Ethics, Eggs and Embryos

Newsweek, By Claudia Kalb

Kim Barnett would do anything to help her dad. Already, she’s changed careers. That move came after Barnett noticed her father, who has Parkinson’s, drooling on an airplane in 2001. The disease had hijacked his instinct to swallow—and it devastated Barnett, who worried that outsiders would notice only the symptom, not the smart, funny man she loved. Within two years Barnett had given up her job as an educational consultant to head up the Parkinson Association of the Rockies. Today she says she’d do something far more personal to battle the disease: she’d donate her own biological eggs to stem-cell research. “It’s important to keep the advances going,” says Barnett, 35. “I’m a blood donor and an organ donor. I don’t see donating eggs as anything different.”
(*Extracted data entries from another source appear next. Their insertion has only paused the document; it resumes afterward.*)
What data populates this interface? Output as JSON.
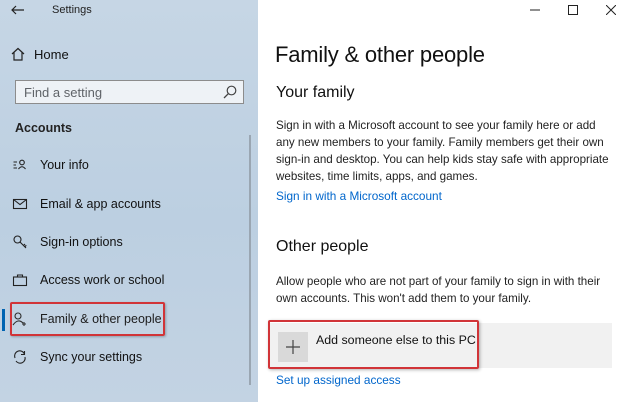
{
  "window": {
    "title": "Settings",
    "controls": [
      "minimize-icon",
      "maximize-icon",
      "close-icon"
    ]
  },
  "sidebar": {
    "home_label": "Home",
    "search_placeholder": "Find a setting",
    "section_title": "Accounts",
    "items": [
      {
        "label": "Your info",
        "icon": "person-card-icon",
        "selected": false
      },
      {
        "label": "Email & app accounts",
        "icon": "mail-icon",
        "selected": false
      },
      {
        "label": "Sign-in options",
        "icon": "key-icon",
        "selected": false
      },
      {
        "label": "Access work or school",
        "icon": "briefcase-icon",
        "selected": false
      },
      {
        "label": "Family & other people",
        "icon": "person-add-icon",
        "selected": true
      },
      {
        "label": "Sync your settings",
        "icon": "sync-icon",
        "selected": false
      }
    ]
  },
  "main": {
    "title": "Family & other people",
    "family": {
      "heading": "Your family",
      "description": "Sign in with a Microsoft account to see your family here or add any new members to your family. Family members get their own sign-in and desktop. You can help kids stay safe with appropriate websites, time limits, apps, and games.",
      "link": "Sign in with a Microsoft account"
    },
    "other": {
      "heading": "Other people",
      "description": "Allow people who are not part of your family to sign in with their own accounts. This won't add them to your family.",
      "add_label": "Add someone else to this PC",
      "link": "Set up assigned access"
    }
  },
  "colors": {
    "accent": "#0063b1",
    "link": "#0066cc",
    "highlight": "#d13438",
    "sidebar_bg": "#c2d3e3"
  }
}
For months, politicians have been battling over the ethics of using embryos stored in fertility clinics for stem-cell research. But scientists aren’t setting their sights on embryos alone—they want eggs, too. The purpose: somatic cell nuclear transfer (SCNT), a complex technique that merges eggs (whose nuclei have been removed) with adult cells to create specialized embryonic-stem-cell lines. Last month South Korean researchers announced they’d nailed SCNT, also known as therapeutic cloning, with the help of 18 egg donors; now U.S. scientists want to get going, too. They believe SCNT will allow them to study the origins of disease, hunt for cures and create genetically matched repair cells for patients. Soon, women like Barnett could become biological pioneers in the next frontier of stem-cell science.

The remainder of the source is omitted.